Fortinet Admits FortiGate SSO Bug Still Exploitable despite December Patch
Fortinet has confirmed that attackers are actively bypassing a December patch for a critical FortiCloud single sign-on (SSO) authentication flaw after customers reported suspicious logins on devices supposedly fully up to date. In a new advisory, Fortinet said it had identified a fresh attack path being used to abuse SAML-based SSO in FortiOS, even on systems that had already applied the vendor’s earlier fix. The disclosure follows reports earlier this week that FortiGate firewalls were quietly reconfigured via compromised SSO accounts, with attackers altering firewall settings, creating backdoor admin users, and exfiltrating configuration files.
Source: The Register

Nova Ransomware Claims Breach of KPMG Netherlands
KPMG Netherlands has allegedly become the latest target of the Nova ransomware group, following claims that sensitive data was accessed and exfiltrated. The incident was reported by ransomware monitoring services on 23 January 2026, with attackers claiming the breach occurred on the same day. Nova has reportedly issued a ten-day deadline for contact and ransom negotiations, a tactic commonly used by ransomware groups to pressure large organisations.
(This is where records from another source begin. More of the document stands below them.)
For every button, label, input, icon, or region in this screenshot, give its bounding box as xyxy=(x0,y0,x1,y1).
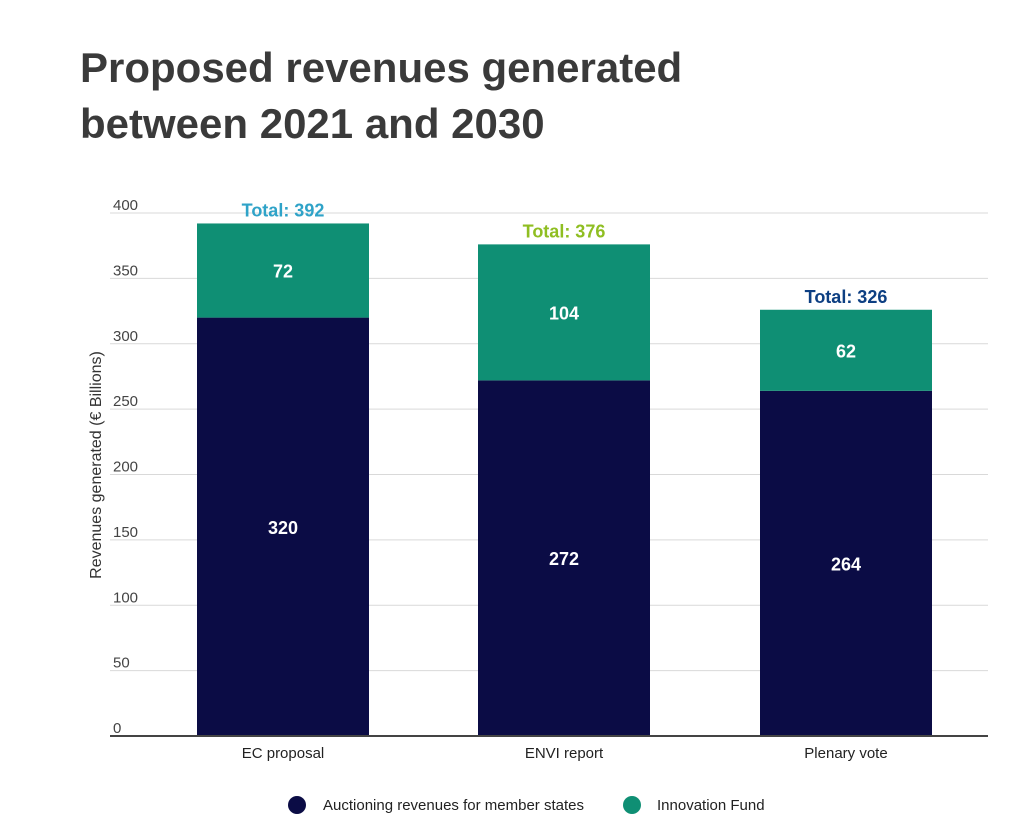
legend-swatch xyxy=(288,796,306,814)
y-tick-label: 300 xyxy=(113,328,138,345)
bar-segment xyxy=(197,223,369,318)
x-category-label: Plenary vote xyxy=(804,745,887,762)
x-category-label: EC proposal xyxy=(242,745,325,762)
y-tick-label: 200 xyxy=(113,459,138,476)
legend-swatch xyxy=(623,796,641,814)
bar-segment xyxy=(478,380,650,736)
x-axis-categories: EC proposal ENVI report Plenary vote xyxy=(242,745,888,762)
total-label: Total: 392 xyxy=(242,200,325,220)
bar-segment xyxy=(760,309,932,391)
bar-value-label: 320 xyxy=(268,518,298,538)
bar-labels: 320 72 Total: 392 272 104 Total: 376 264 62 Tota… xyxy=(242,200,888,574)
y-tick-label: 50 xyxy=(113,655,130,672)
bar-value-label: 104 xyxy=(549,303,579,323)
y-tick-label: 150 xyxy=(113,524,138,541)
bar-segment xyxy=(478,244,650,381)
y-tick-label: 100 xyxy=(113,589,138,606)
bars xyxy=(197,223,932,736)
bar-value-label: 72 xyxy=(273,262,293,282)
bar-value-label: 272 xyxy=(549,549,579,569)
bar-value-label: 62 xyxy=(836,341,856,361)
chart-title: Proposed revenues generated between 2021… xyxy=(80,40,880,152)
y-tick-label: 400 xyxy=(113,197,138,214)
y-axis-ticks: 0 50 100 150 200 250 300 350 400 xyxy=(113,197,138,737)
chart-title-line-2: between 2021 and 2030 xyxy=(80,100,545,147)
legend-label: Innovation Fund xyxy=(657,797,765,814)
chart-title-line-1: Proposed revenues generated xyxy=(80,44,683,91)
x-category-label: ENVI report xyxy=(525,745,604,762)
y-tick-label: 250 xyxy=(113,393,138,410)
legend: Auctioning revenues for member states Inn… xyxy=(288,796,765,814)
bar-segment xyxy=(760,390,932,736)
y-tick-label: 350 xyxy=(113,262,138,279)
y-axis-title: Revenues generated (€ Billions) xyxy=(88,351,105,579)
bar-segment xyxy=(197,317,369,736)
y-tick-label: 0 xyxy=(113,720,121,737)
legend-label: Auctioning revenues for member states xyxy=(323,797,584,814)
total-label: Total: 376 xyxy=(523,221,606,241)
total-label: Total: 326 xyxy=(805,287,888,307)
bar-value-label: 264 xyxy=(831,554,861,574)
The group has established a reputation for targeting professional services firms and financial sector entities that manage high-value and confidential client information.
Source: Dig.watch

Access System Flaws Enabled Hackers to Unlock Doors at Major European Firms
Vulnerabilities discovered by researchers in Dormakaba physical access control systems could have allowed hackers to remotely open doors at major organizations. The security holes were discovered by experts at SEC Consult, a cybersecurity consulting firm under Atos-owned Eviden, in Dormakaba’s Exos central management software, a hardware access manager, and registration units that enable entry via a keypad, fingerprint reader, or chip card. Several types of vulnerabilities were identified, including hardcoded credentials and encryption keys, weak passwords, lack of authentication, insecure password generation, local privilege escalation, data exposure, path traversal, and command injection issues.